On 01/05/2020 23:45, Sean Christopherson wrote:
On Fri, May 01, 2020 at 11:51:47AM -0700, Forrest Yuan Yu wrote:
The purpose of this new hypercall is to exchange message between
guest and hypervisor. For example, a guest may want to ask hypervisor
to harden security by setting restricted access permission on guest
SLAT entry. In this case, the guest can use this hypercall to send
a message to the hypervisor which will do its job and send back
anything it wants the guest to know.
Hrm, so this reintroduces KVM_EXIT_HYPERCALL without justifying _why_ it
needs to be reintroduced. I'm not familiar with the history, but the
comments in the documentation advise "use KVM_EXIT_IO or KVM_EXIT_MMIO".
Both of these options have the disadvantage of requiring instruction
emulation (Although a trivial one for PIO). Which enlarge host attack
surface.
I think this is one of the reasons why Hyper-V defined their PV devices
(E.g. NetVSC/StorVSC) doorbell kick with hypercall instead of PIO/MMIO.

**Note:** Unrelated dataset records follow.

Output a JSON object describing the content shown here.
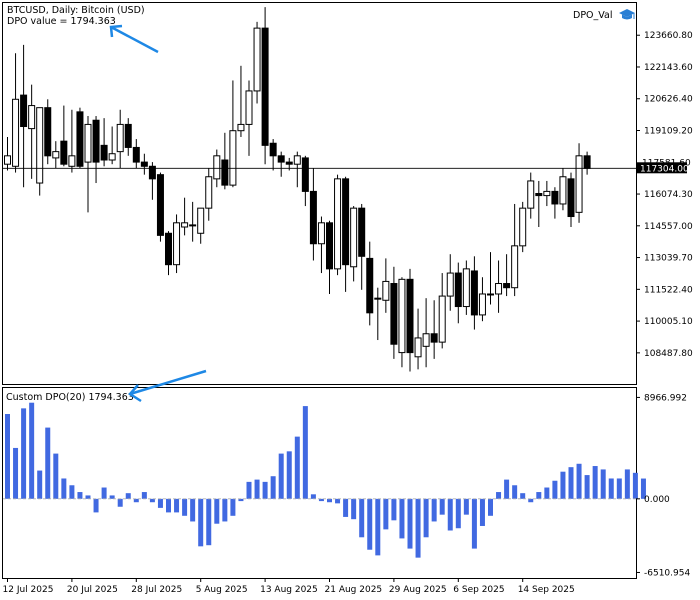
{
  "main_chart": {
    "symbol_line": "BTCUSD, Daily:  Bitcoin (USD)",
    "indicator_line": "DPO value = 1794.363",
    "ea_label": "DPO_Val",
    "ea_icon": "graduation-cap-icon",
    "current_price_label": "117304.00",
    "hidden_label": "117581.60"
  },
  "sub_window": {
    "title": "Custom DPO(20) 1794.363"
  },
  "colors": {
    "bull_candle": "#ffffff",
    "bear_candle": "#000000",
    "dpo_bar": "#4169e1",
    "arrow": "#1e88e5",
    "zero_line": "#b0b0b0"
  },
  "chart_data": [
    {
      "type": "candlestick",
      "title": "BTCUSD, Daily:  Bitcoin (USD)",
      "y_ticks": [
        123660.8,
        122143.6,
        120626.4,
        119109.2,
        117591.6,
        116074.3,
        114557.0,
        113039.7,
        111522.4,
        110005.1,
        108487.8
      ],
      "ylim": [
        107000,
        125200
      ],
      "x_tick_labels": [
        "12 Jul 2025",
        "20 Jul 2025",
        "28 Jul 2025",
        "5 Aug 2025",
        "13 Aug 2025",
        "21 Aug 2025",
        "29 Aug 2025",
        "6 Sep 2025",
        "14 Sep 2025"
      ],
      "x_tick_index": [
        0,
        8,
        16,
        24,
        32,
        40,
        48,
        56,
        64
      ],
      "current_price": 117304.0,
      "candles": [
        {
          "o": 117500,
          "h": 118800,
          "l": 117200,
          "c": 117900
        },
        {
          "o": 117400,
          "h": 122800,
          "l": 117100,
          "c": 120600
        },
        {
          "o": 120800,
          "h": 123200,
          "l": 116400,
          "c": 119300
        },
        {
          "o": 119200,
          "h": 121300,
          "l": 116800,
          "c": 120300
        },
        {
          "o": 116600,
          "h": 120100,
          "l": 116000,
          "c": 120200
        },
        {
          "o": 120200,
          "h": 120600,
          "l": 117500,
          "c": 117900
        },
        {
          "o": 117800,
          "h": 118600,
          "l": 117300,
          "c": 118100
        },
        {
          "o": 118600,
          "h": 120300,
          "l": 117400,
          "c": 117500
        },
        {
          "o": 117400,
          "h": 120100,
          "l": 117100,
          "c": 117900
        },
        {
          "o": 120000,
          "h": 120200,
          "l": 117300,
          "c": 117400
        },
        {
          "o": 117600,
          "h": 119800,
          "l": 115200,
          "c": 119400
        },
        {
          "o": 119600,
          "h": 119800,
          "l": 116600,
          "c": 117600
        },
        {
          "o": 118400,
          "h": 119700,
          "l": 117400,
          "c": 117700
        },
        {
          "o": 117700,
          "h": 119300,
          "l": 117500,
          "c": 118000
        },
        {
          "o": 118100,
          "h": 120100,
          "l": 117300,
          "c": 119400
        },
        {
          "o": 119400,
          "h": 119700,
          "l": 117900,
          "c": 118300
        },
        {
          "o": 118300,
          "h": 118700,
          "l": 117300,
          "c": 117600
        },
        {
          "o": 117600,
          "h": 118000,
          "l": 117000,
          "c": 117400
        },
        {
          "o": 117400,
          "h": 117600,
          "l": 115800,
          "c": 116800
        },
        {
          "o": 117000,
          "h": 117100,
          "l": 113800,
          "c": 114100
        },
        {
          "o": 114200,
          "h": 114300,
          "l": 112200,
          "c": 112700
        },
        {
          "o": 112700,
          "h": 115100,
          "l": 112300,
          "c": 114700
        },
        {
          "o": 114500,
          "h": 115900,
          "l": 114100,
          "c": 114700
        },
        {
          "o": 114600,
          "h": 115700,
          "l": 113800,
          "c": 114600
        },
        {
          "o": 114200,
          "h": 115400,
          "l": 113700,
          "c": 115400
        },
        {
          "o": 115400,
          "h": 117300,
          "l": 114800,
          "c": 116900
        },
        {
          "o": 116800,
          "h": 118200,
          "l": 116400,
          "c": 117900
        },
        {
          "o": 117700,
          "h": 119000,
          "l": 116300,
          "c": 116500
        },
        {
          "o": 116500,
          "h": 121500,
          "l": 116400,
          "c": 119100
        },
        {
          "o": 119100,
          "h": 122200,
          "l": 118800,
          "c": 119400
        },
        {
          "o": 119400,
          "h": 121500,
          "l": 117900,
          "c": 121000
        },
        {
          "o": 121000,
          "h": 124300,
          "l": 120400,
          "c": 124000
        },
        {
          "o": 124000,
          "h": 125000,
          "l": 117500,
          "c": 118400
        },
        {
          "o": 118500,
          "h": 118700,
          "l": 117200,
          "c": 117900
        },
        {
          "o": 117900,
          "h": 118100,
          "l": 116900,
          "c": 117600
        },
        {
          "o": 117600,
          "h": 117800,
          "l": 117200,
          "c": 117500
        },
        {
          "o": 117500,
          "h": 118100,
          "l": 116400,
          "c": 117900
        },
        {
          "o": 117800,
          "h": 117900,
          "l": 115500,
          "c": 116200
        },
        {
          "o": 116200,
          "h": 117300,
          "l": 112900,
          "c": 113700
        },
        {
          "o": 113700,
          "h": 115000,
          "l": 112300,
          "c": 114700
        },
        {
          "o": 114700,
          "h": 114800,
          "l": 111300,
          "c": 112500
        },
        {
          "o": 112500,
          "h": 117000,
          "l": 112200,
          "c": 116800
        },
        {
          "o": 116800,
          "h": 116900,
          "l": 111400,
          "c": 112700
        },
        {
          "o": 112600,
          "h": 115500,
          "l": 111900,
          "c": 115400
        },
        {
          "o": 115400,
          "h": 115600,
          "l": 111500,
          "c": 113100
        },
        {
          "o": 113000,
          "h": 113800,
          "l": 109800,
          "c": 110400
        },
        {
          "o": 111100,
          "h": 111600,
          "l": 109100,
          "c": 111100
        },
        {
          "o": 111000,
          "h": 113000,
          "l": 110400,
          "c": 111900
        },
        {
          "o": 111800,
          "h": 112600,
          "l": 108200,
          "c": 108900
        },
        {
          "o": 108500,
          "h": 112100,
          "l": 107800,
          "c": 112000
        },
        {
          "o": 112000,
          "h": 112500,
          "l": 107600,
          "c": 108500
        },
        {
          "o": 108300,
          "h": 110600,
          "l": 107700,
          "c": 109200
        },
        {
          "o": 108800,
          "h": 111100,
          "l": 107800,
          "c": 109400
        },
        {
          "o": 109400,
          "h": 111000,
          "l": 108200,
          "c": 109000
        },
        {
          "o": 109000,
          "h": 112300,
          "l": 108700,
          "c": 111200
        },
        {
          "o": 111200,
          "h": 113200,
          "l": 110500,
          "c": 112300
        },
        {
          "o": 112300,
          "h": 112800,
          "l": 109900,
          "c": 110700
        },
        {
          "o": 110700,
          "h": 112900,
          "l": 110300,
          "c": 112500
        },
        {
          "o": 112400,
          "h": 113100,
          "l": 109600,
          "c": 110300
        },
        {
          "o": 110300,
          "h": 112100,
          "l": 110000,
          "c": 111300
        },
        {
          "o": 111300,
          "h": 113300,
          "l": 110800,
          "c": 111300
        },
        {
          "o": 111300,
          "h": 112900,
          "l": 110400,
          "c": 111800
        },
        {
          "o": 111800,
          "h": 113200,
          "l": 111200,
          "c": 111600
        },
        {
          "o": 111600,
          "h": 115600,
          "l": 111200,
          "c": 113600
        },
        {
          "o": 113600,
          "h": 115700,
          "l": 113300,
          "c": 115400
        },
        {
          "o": 115400,
          "h": 117100,
          "l": 114900,
          "c": 116700
        },
        {
          "o": 116100,
          "h": 116700,
          "l": 114500,
          "c": 116000
        },
        {
          "o": 116000,
          "h": 116700,
          "l": 115500,
          "c": 116200
        },
        {
          "o": 116200,
          "h": 116400,
          "l": 114900,
          "c": 115600
        },
        {
          "o": 115600,
          "h": 117300,
          "l": 115300,
          "c": 116900
        },
        {
          "o": 116800,
          "h": 117100,
          "l": 114500,
          "c": 115000
        },
        {
          "o": 115200,
          "h": 118500,
          "l": 114700,
          "c": 117900
        },
        {
          "o": 117900,
          "h": 118100,
          "l": 117000,
          "c": 117300
        }
      ]
    },
    {
      "type": "bar",
      "title": "Custom DPO(20) 1794.363",
      "y_ticks": [
        8966.992,
        0.0,
        -6510.954
      ],
      "ylim": [
        -7000,
        9800
      ],
      "value_label": "1794.363",
      "values": [
        7500,
        4500,
        8000,
        8500,
        2500,
        6300,
        4000,
        1800,
        1200,
        600,
        300,
        -1200,
        1000,
        300,
        -700,
        500,
        -300,
        600,
        -300,
        -800,
        -1200,
        -1200,
        -1500,
        -2000,
        -4200,
        -4100,
        -2200,
        -2000,
        -1500,
        -200,
        1500,
        1700,
        1500,
        2000,
        4000,
        4200,
        5500,
        8200,
        400,
        -200,
        -300,
        -400,
        -1600,
        -1800,
        -3400,
        -4500,
        -5000,
        -2700,
        -1900,
        -3500,
        -4400,
        -5200,
        -3400,
        -2000,
        -1400,
        -2800,
        -2600,
        -1400,
        -4400,
        -2400,
        -1500,
        600,
        1700,
        1200,
        500,
        -300,
        600,
        1000,
        1600,
        2400,
        2800,
        3100,
        2100,
        2900,
        2600,
        1800,
        1800,
        2600,
        2300,
        1794
      ]
    }
  ]
}
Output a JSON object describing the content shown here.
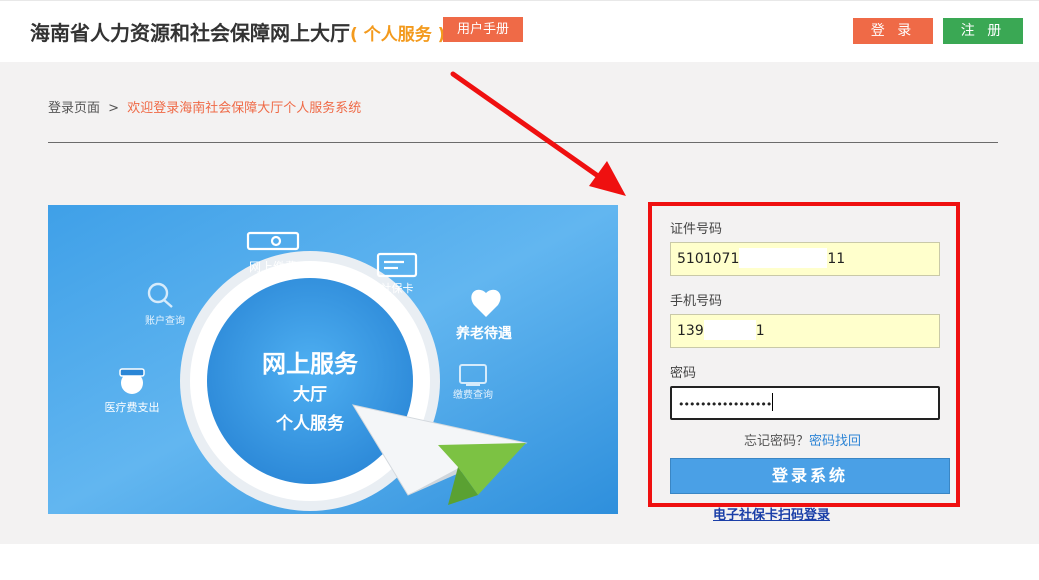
{
  "header": {
    "title": "海南省人力资源和社会保障网上大厅",
    "subtitle": "( 个人服务 )",
    "manual_label": "用户手册",
    "login_label": "登 录",
    "register_label": "注 册"
  },
  "breadcrumb": {
    "home": "登录页面",
    "separator": ">",
    "current": "欢迎登录海南社会保障大厅个人服务系统"
  },
  "banner": {
    "center_title": "网上服务",
    "center_line2": "大厅",
    "center_line3": "个人服务",
    "items": {
      "payment": "网上缴费",
      "social_card": "社保卡",
      "account_query": "账户查询",
      "pension": "养老待遇",
      "medical": "医疗费支出",
      "contribution_query": "缴费查询"
    }
  },
  "login": {
    "id_label": "证件号码",
    "id_value_prefix": "5101071",
    "id_value_suffix": "11",
    "phone_label": "手机号码",
    "phone_value_prefix": "139",
    "phone_value_suffix": "1",
    "password_label": "密码",
    "password_value": "•••••••••••••••••",
    "forgot_text": "忘记密码？",
    "forgot_link": "密码找回",
    "submit_label": "登录系统"
  },
  "ecard_link": "电子社保卡扫码登录",
  "colors": {
    "accent_orange": "#ef6a47",
    "accent_green": "#3aa854",
    "title_orange": "#f39a1d",
    "submit_blue": "#4aa0e6",
    "annotation_red": "#ef1010"
  }
}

(This is currently not much relevant as KVM's instruction emulator is
not optional and is not even offloaded to host userspace. But relevant
for the future...)
Off the top of my head, IO and/or MMIO has a few advantages:
- Allows the guest kernel to delegate permissions to guest userspace,
whereas KVM restrict hypercalls to CPL0.
- Allows "pass-through", whereas VMCALL is unconditionally forwarded to
L1.
- Is vendor agnostic, e.g. VMX and SVM recognized different opcodes for
VMCALL vs VMMCALL.
I agree with all the above (I believe similar rational had led VMware to
design their Backdoor PIO interface).
Also note that recently AWS introduced Nitro Enclave PV device which is
also de-facto a PV control-plane interface between guest and host userspace.
Why similar approach couldn't have been used here?
(Capability is exposed on a per-VM basis by attaching PV device to VM,
communication interface is device specific and no KVM changes, only host
userspace changes).
Signed-off-by: Forrest Yuan Yu <yuanyu@xxxxxxxxxx>
---
diff --git a/Documentation/virt/kvm/cpuid.rst b/Documentation/virt/kvm/cpuid.rst
index 01b081f6e7ea..ff313f6827bf 100644
--- a/Documentation/virt/kvm/cpuid.rst
+++ b/Documentation/virt/kvm/cpuid.rst
@@ -86,6 +86,9 @@ KVM_FEATURE_PV_SCHED_YIELD 13 guest checks this feature bit
before using paravirtualized
sched yield.
+KVM_FEATURE_UCALL 14 guest checks this feature bit
+ before calling hypercall ucall.
Why make the UCALL a KVM CPUID feature? I can understand wanting to query
KVM support from host userspace, but presumably the guest will care about
capabiliteis built on top of the UCALL, not the UCALL itself.
I agree with this.
In case of PV device approach, device detection by guest will be the
capability discovery.
+
KVM_FEATURE_CLOCSOURCE_STABLE_BIT 24 host will warn if no guest-side
per-cpu warps are expeced in
kvmclock
diff --git a/arch/x86/kvm/x86.c b/arch/x86/kvm/x86.c
index c5835f9cb9ad..388a4f89464d 100644
--- a/arch/x86/kvm/x86.c
+++ b/arch/x86/kvm/x86.c
@@ -3385,6 +3385,7 @@ int kvm_vm_ioctl_check_extension(struct kvm *kvm, long ext)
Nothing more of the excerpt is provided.